Tuesday 2 July 2013

OXFORD YOU AND ME

"Warm" is such a great state to be. It contains within it all the pleasant feelings associated with being warm - in the literal sense, as a temperature, being warm is not generally an uncomfortable thing; a warm cup of tea (or coffee whatever) is still drinkable; a warm bath is positively delectable; a warm bed is inviting. Then you have warm friendships - why would we use the word "warm" for such a delightful concept as a "warm friendship"? Same goes for a warm welcome, or a warm reception. Can you be "warmly" invited somewhere, too? Probably.

You can also have warm music. Warm tones, warm sounds. And that is exactly the word I'd use to describe the cooling-on-the-windowsill-but-still-not-long-taken-from-the-oven sounds of Oxford and his song 'You And Me'. You know, this is the third song I've written about this year with that title - one by Disclosure (which is actually 'You ampersand Me') and one by Real (which is actually 'You plus Me'). So it's a popular epithet.
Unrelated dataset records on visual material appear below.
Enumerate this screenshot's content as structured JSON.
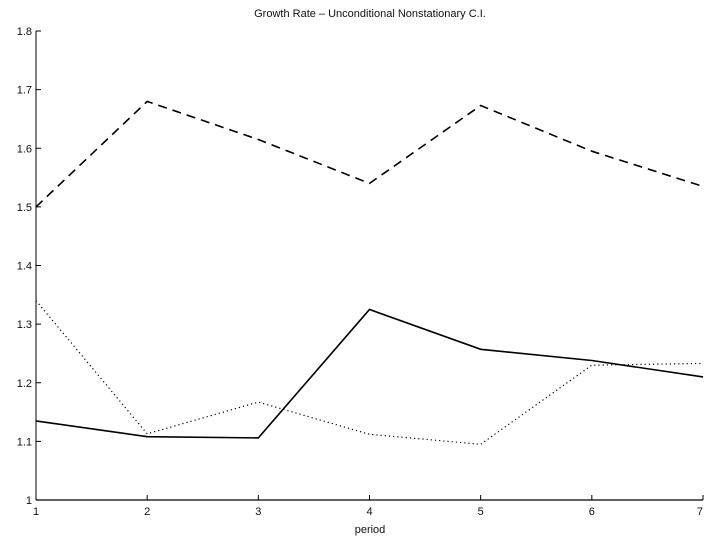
{
  "chart_data": {
    "type": "line",
    "title": "Growth Rate – Unconditional Nonstationary C.I.",
    "xlabel": "period",
    "ylabel": "",
    "xlim": [
      1,
      7
    ],
    "ylim": [
      1,
      1.8
    ],
    "xticks": [
      "1",
      "2",
      "3",
      "4",
      "5",
      "6",
      "7"
    ],
    "yticks": [
      "1",
      "1.1",
      "1.2",
      "1.3",
      "1.4",
      "1.5",
      "1.6",
      "1.7",
      "1.8"
    ],
    "grid": false,
    "legend": "none",
    "x": [
      1,
      2,
      3,
      4,
      5,
      6,
      7
    ],
    "series": [
      {
        "style": "dashed",
        "color": "#000000",
        "values": [
          1.5,
          1.68,
          1.615,
          1.54,
          1.673,
          1.595,
          1.535
        ]
      },
      {
        "style": "solid",
        "color": "#000000",
        "values": [
          1.135,
          1.108,
          1.106,
          1.325,
          1.257,
          1.238,
          1.21
        ]
      },
      {
        "style": "dotted",
        "color": "#000000",
        "values": [
          1.34,
          1.113,
          1.167,
          1.112,
          1.095,
          1.23,
          1.233
        ]
      }
    ]
  }
}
Anyway, back to Oxford. He is actually a man, not a place in England, called Antoine Rigail and he is from Toulouse, a place in France, which as we all know is the opposite of England. I'm only joking. Or am I? Not to worry because the focus here is actually on this lovely song, this lovely WARM song. Get warm.

Don't you feel much warmer? Everything about this song just oozes a comfortable fits-all flavour, kind of like a really nice pair of shorts that you'd wear to the beach. I'm not a girl so I don't have any knowledge of the equivalent. Sorry. But what a sound. As chilled as it is funky, in an entirely minimalist way - the single warm and soft sustain synth chords begin each bar, accompanied by the wonderfully simple muted two-note guitar melody. The deeply groovesome bassline steps on a light-up piano as bridge, all the way to your ears to dance away next to your ear drums, egged on by the tireless beat.

Towards the end, everything starts to get a bit more synthy, more bouncy, all the time - from start to finish - overseen by this cooling female vocal sample from the upper air, on a cloud perhaps. Solo synths too. But what you need to remember is the utter funk and utter chill that this man can create. Excellent, excellent stuff.